Более всех был взволнован Шакман. Безмерно гордый тем, что у его сына появился такой прекрасный друг, он твердил, обращаясь к акхакалам:

— Младший сын оправдал мои надежды! Судьба племени, почтенные, в надежных руках!

При этом он не отходил от Карагужака. Оказывая ему знаки внимания, рассказывал, что пережили тамьянцы. Времена, говорил Шакман, ныне нелегкие, забот о племени стало невпроворот, и как хорошо, что вернулся Шагали! Чрезмерная словоохотливость старика даже притомила гостя.

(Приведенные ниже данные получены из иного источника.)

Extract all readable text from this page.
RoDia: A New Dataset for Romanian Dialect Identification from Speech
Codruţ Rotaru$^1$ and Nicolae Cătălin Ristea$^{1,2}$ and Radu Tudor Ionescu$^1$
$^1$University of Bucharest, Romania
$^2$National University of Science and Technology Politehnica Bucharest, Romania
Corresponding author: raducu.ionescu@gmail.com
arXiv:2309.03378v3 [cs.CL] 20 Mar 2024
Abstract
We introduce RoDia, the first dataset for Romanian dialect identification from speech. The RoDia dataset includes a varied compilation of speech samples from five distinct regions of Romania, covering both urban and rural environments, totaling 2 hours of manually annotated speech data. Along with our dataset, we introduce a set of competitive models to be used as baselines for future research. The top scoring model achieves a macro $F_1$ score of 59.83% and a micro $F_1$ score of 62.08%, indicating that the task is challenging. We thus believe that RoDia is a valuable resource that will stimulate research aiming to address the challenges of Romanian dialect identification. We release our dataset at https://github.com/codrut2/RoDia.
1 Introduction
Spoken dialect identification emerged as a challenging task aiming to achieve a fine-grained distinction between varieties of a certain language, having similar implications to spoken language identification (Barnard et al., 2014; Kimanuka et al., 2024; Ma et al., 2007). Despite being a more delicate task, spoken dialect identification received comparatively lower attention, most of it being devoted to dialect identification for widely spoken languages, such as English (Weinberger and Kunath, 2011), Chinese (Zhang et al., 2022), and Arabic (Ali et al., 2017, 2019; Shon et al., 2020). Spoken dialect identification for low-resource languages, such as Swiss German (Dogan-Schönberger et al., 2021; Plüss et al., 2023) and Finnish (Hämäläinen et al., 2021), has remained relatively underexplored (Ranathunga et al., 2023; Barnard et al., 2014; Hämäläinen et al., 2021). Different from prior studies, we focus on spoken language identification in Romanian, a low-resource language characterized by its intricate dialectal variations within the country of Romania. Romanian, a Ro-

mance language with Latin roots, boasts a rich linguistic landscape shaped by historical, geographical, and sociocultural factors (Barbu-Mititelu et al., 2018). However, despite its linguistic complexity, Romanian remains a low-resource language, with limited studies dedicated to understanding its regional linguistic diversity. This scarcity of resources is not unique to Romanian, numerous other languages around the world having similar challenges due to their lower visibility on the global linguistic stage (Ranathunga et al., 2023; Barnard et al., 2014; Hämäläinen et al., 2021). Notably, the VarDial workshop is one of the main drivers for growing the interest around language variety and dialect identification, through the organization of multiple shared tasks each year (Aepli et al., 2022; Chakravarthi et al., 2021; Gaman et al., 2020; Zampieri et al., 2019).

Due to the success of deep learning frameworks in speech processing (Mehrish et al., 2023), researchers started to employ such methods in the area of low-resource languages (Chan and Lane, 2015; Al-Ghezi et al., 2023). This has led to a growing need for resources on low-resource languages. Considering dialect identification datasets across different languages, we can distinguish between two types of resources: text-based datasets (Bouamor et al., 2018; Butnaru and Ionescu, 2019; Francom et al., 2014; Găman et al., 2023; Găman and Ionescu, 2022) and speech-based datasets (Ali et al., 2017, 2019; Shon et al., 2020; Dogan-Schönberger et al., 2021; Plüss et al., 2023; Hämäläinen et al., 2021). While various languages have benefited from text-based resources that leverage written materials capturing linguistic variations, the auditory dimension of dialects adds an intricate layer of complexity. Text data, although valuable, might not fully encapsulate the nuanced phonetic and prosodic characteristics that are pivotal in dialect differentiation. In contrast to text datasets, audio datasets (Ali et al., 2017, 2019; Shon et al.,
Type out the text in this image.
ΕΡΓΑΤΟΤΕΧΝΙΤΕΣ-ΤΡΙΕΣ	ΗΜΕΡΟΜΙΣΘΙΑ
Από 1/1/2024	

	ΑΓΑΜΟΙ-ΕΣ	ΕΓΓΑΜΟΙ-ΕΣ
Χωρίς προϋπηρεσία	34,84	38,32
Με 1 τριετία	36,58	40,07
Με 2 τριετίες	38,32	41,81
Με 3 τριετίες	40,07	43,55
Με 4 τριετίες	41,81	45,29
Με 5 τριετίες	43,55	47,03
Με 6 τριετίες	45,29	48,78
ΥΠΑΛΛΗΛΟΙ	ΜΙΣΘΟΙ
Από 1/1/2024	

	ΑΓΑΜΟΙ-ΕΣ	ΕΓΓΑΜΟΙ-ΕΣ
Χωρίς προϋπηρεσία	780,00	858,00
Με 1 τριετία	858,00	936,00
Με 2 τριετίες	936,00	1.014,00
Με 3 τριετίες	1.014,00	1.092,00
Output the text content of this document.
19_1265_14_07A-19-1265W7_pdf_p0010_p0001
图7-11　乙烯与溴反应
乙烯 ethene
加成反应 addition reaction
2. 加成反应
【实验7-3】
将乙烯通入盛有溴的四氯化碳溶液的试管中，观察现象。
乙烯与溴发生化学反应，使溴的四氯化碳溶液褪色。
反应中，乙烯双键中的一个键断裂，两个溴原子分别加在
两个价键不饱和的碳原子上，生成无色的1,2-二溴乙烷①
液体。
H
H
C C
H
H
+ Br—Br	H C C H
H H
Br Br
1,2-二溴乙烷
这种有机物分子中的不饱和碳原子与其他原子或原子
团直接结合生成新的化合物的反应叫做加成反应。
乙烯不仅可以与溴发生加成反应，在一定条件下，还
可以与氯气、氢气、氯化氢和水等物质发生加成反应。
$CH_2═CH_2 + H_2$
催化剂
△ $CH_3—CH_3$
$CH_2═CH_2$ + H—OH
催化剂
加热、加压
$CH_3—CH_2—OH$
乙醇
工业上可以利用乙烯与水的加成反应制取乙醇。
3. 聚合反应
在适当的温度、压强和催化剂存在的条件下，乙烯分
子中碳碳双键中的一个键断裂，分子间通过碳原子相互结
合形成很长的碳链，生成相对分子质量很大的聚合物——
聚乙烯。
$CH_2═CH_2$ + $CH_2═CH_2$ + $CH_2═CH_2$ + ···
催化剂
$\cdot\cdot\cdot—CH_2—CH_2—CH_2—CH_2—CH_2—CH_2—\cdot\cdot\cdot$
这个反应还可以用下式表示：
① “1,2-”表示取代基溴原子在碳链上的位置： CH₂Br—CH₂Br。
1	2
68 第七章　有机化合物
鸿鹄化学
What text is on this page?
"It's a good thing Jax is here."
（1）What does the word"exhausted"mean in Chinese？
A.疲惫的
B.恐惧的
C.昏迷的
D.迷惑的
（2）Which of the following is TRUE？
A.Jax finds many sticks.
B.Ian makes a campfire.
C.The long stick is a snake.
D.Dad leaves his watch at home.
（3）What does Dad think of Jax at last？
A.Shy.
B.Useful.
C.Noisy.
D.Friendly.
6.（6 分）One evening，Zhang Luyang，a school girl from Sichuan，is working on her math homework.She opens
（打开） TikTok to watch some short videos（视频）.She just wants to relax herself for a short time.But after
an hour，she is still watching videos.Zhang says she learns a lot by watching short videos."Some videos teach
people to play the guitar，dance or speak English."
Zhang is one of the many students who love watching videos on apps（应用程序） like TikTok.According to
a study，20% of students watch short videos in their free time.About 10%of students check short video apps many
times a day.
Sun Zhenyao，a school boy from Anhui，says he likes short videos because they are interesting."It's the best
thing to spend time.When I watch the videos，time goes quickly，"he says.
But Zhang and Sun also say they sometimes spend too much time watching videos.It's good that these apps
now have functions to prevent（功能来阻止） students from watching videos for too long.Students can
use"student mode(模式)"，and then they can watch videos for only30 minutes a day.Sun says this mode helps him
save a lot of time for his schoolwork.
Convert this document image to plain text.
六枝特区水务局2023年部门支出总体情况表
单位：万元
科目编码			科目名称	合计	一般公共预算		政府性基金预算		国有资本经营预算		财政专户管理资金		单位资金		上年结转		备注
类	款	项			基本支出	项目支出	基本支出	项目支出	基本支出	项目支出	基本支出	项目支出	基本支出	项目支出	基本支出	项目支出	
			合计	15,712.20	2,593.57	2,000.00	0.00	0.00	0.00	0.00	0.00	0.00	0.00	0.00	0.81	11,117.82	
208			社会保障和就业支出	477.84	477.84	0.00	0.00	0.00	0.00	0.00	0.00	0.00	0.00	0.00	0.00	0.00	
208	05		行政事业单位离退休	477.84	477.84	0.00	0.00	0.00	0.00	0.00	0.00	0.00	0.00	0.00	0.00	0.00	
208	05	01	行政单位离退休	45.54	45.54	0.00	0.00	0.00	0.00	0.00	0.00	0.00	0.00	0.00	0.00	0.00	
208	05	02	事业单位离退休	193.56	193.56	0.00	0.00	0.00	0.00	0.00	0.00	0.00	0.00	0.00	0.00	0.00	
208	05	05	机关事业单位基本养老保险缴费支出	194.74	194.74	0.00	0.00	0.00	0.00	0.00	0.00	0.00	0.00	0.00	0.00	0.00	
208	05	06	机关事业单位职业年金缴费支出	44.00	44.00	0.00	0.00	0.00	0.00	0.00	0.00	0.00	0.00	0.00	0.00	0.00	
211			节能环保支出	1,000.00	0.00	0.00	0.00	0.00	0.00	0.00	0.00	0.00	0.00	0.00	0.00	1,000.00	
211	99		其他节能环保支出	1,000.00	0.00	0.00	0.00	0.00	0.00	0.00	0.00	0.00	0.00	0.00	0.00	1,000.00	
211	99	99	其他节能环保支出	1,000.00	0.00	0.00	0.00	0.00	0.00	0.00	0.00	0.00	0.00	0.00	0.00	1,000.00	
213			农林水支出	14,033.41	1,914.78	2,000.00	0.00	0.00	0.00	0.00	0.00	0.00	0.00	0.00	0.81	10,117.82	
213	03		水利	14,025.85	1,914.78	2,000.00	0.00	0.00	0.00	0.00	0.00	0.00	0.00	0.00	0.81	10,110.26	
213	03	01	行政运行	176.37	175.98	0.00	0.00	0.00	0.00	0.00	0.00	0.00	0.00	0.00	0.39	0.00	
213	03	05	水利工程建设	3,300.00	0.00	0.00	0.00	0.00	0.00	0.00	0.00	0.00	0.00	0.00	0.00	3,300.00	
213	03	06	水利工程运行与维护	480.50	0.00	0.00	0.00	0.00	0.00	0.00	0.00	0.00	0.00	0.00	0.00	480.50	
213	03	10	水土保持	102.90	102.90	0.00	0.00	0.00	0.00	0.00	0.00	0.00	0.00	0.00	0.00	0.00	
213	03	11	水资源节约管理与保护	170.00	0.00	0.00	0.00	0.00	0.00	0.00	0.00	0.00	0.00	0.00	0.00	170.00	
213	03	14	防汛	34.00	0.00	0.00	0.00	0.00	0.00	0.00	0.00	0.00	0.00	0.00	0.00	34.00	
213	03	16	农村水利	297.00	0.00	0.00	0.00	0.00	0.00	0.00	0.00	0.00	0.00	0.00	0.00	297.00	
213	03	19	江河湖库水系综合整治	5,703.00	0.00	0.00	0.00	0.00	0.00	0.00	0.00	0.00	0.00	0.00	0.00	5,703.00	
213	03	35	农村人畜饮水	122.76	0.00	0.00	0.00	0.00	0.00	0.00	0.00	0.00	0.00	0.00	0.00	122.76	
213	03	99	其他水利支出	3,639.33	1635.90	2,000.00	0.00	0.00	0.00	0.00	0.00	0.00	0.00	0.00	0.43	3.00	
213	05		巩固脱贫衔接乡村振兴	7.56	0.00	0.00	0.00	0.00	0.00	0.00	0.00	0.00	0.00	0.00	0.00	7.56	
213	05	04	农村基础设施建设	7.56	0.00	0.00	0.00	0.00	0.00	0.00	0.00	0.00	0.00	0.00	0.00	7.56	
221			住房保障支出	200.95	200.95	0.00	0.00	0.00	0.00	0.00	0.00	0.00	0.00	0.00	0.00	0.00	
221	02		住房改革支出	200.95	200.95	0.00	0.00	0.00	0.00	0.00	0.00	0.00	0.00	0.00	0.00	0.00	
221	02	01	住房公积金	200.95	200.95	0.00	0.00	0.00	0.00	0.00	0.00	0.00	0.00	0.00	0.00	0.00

Воспользовавшись тем, что Шакману понадобилось заглянуть в юрту, Карагужак шепнул Шагалию:

— Я привез с собой оставленный тобой залог. Хочу вернуть его, как бы сделать это без лишних глаз?

— Какой залог? — не сразу понял Шагали. — A-а, ты о том письме…

— Да-да! Я берег его и вот, пока, думаю, жив-здоров, надо-ка вернуть…

— Показал еще кому-нибудь?

— Нет. Правду сказать, не решился. Не простое ведь письмо. Притронешься — руку обжигает, начнешь читать — сердцу жарко.

— Потому я и оставил его тебе, что не простое…

— Благодарю за доверие! Я переписал письмо. Для себя. А это, думаю, может тебе понадобиться.

— У меня есть такое же. Оставь то у себя, выпадет случай — отдашь надежному человеку. Ты ведь с Бурзяном живешь рядом и до усергенцев от вас недалеко…

Вернулся Шакман, помешал Шагалию досказать свою мысль, секретный разговор двух молодых предводителей прервался. Вскоре вниманием и хозяев, и гостя завладел праздничный майдан: там разгоралась байга[12]. Но досмотреть ее до конца не довелось.

Получилось точно так же, как при первой женитьбе Шагалия. Только было, завершив борьбу на поясах и встретив бегунов, выпустили на конях мальчишек-наездников, как напротив майдана, на пригорке, появилась толпа вооруженных всадников. Стало не до состязаний, внимание всего племени обратилось туда.